Even though this list may appear overwhelming, the items are not all due at once. Mileage, hours, and/or age will dictate when attention is required throughout the year and life cycle of your RV.

Consult this checklist when searching for a used RV. Finding one with documented PM schedules included generally indicates the entire rig was properly maintained. If you purchase one with a questionable service record, either you'll become handy at repairs or spend a lot of money for someone who is.

If purchasing an older RV with low mileage, or if you let yours sit unused for extended periods, think about this: mechanical items are designed for use on a regular basis. Using them as they were intended to be used generally makes them last longer, with fewer problems, than those you don't use regularly.

Think about our own bodies. When we exercise regularly, we feel better, move around easier, are more alert, and are less prone to injuries and arthritis. Usually we spend less on health care as a result.
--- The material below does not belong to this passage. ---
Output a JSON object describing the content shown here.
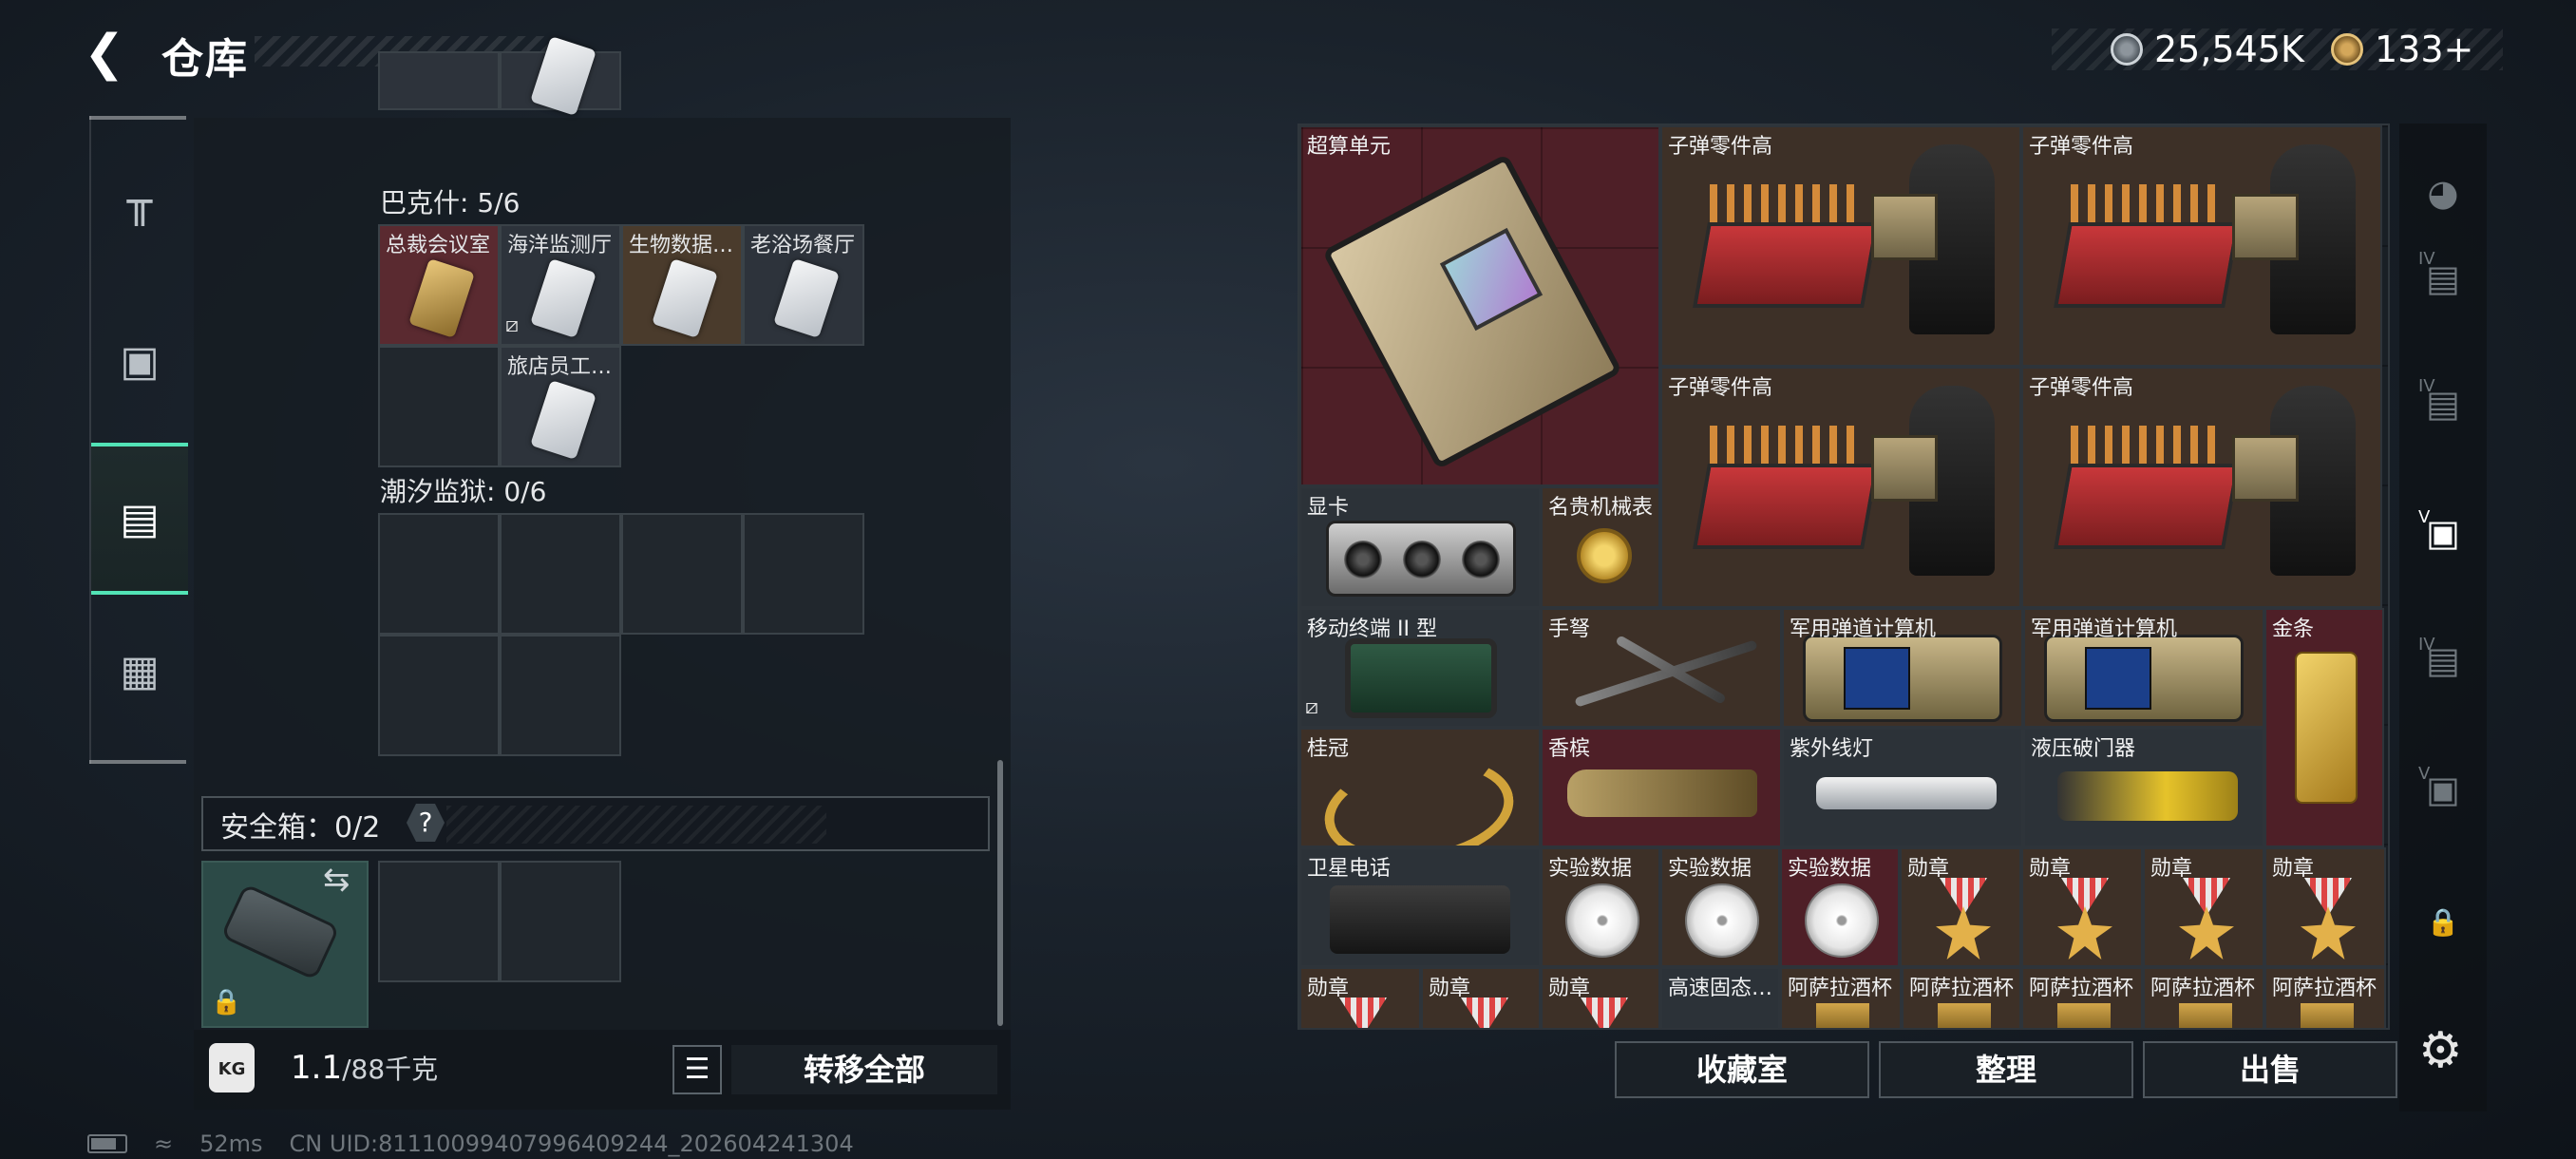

If we stop exercising, we gain weight, slow down, and acquire more aches and pains; medical expenses and time spent at the doctor rises dramatically. The same thing happens with your RV. This can become a vicious cycle.

Stop exercising your RV and the seals in the motor, rear, and steering dry out and shrink because oil drains off them. Oil drains off motor parts, causing rust and stuck valves. Additives in the oil break down even with age, allowing suspended acids and damaging particles to settle on critical parts. Tires will dry rot and crack, because they depend upon movement to excrete protective agents to block this. Transmission internals can rust and clutch packs go dry. Brakes can rust or seize up, lock up a wheel, or generate enough heat from dragging to burn out a wheel bearing. Brake, fuel, and air lines can rust through from condensation in the storage area. Critters and insects love to make nests in stationary RVs.

You've probably heard some RVers say, "Hey, I start mine and let it idle once a month." Just starting the motor and letting it idle can do more damage than good, but that's for another time and article.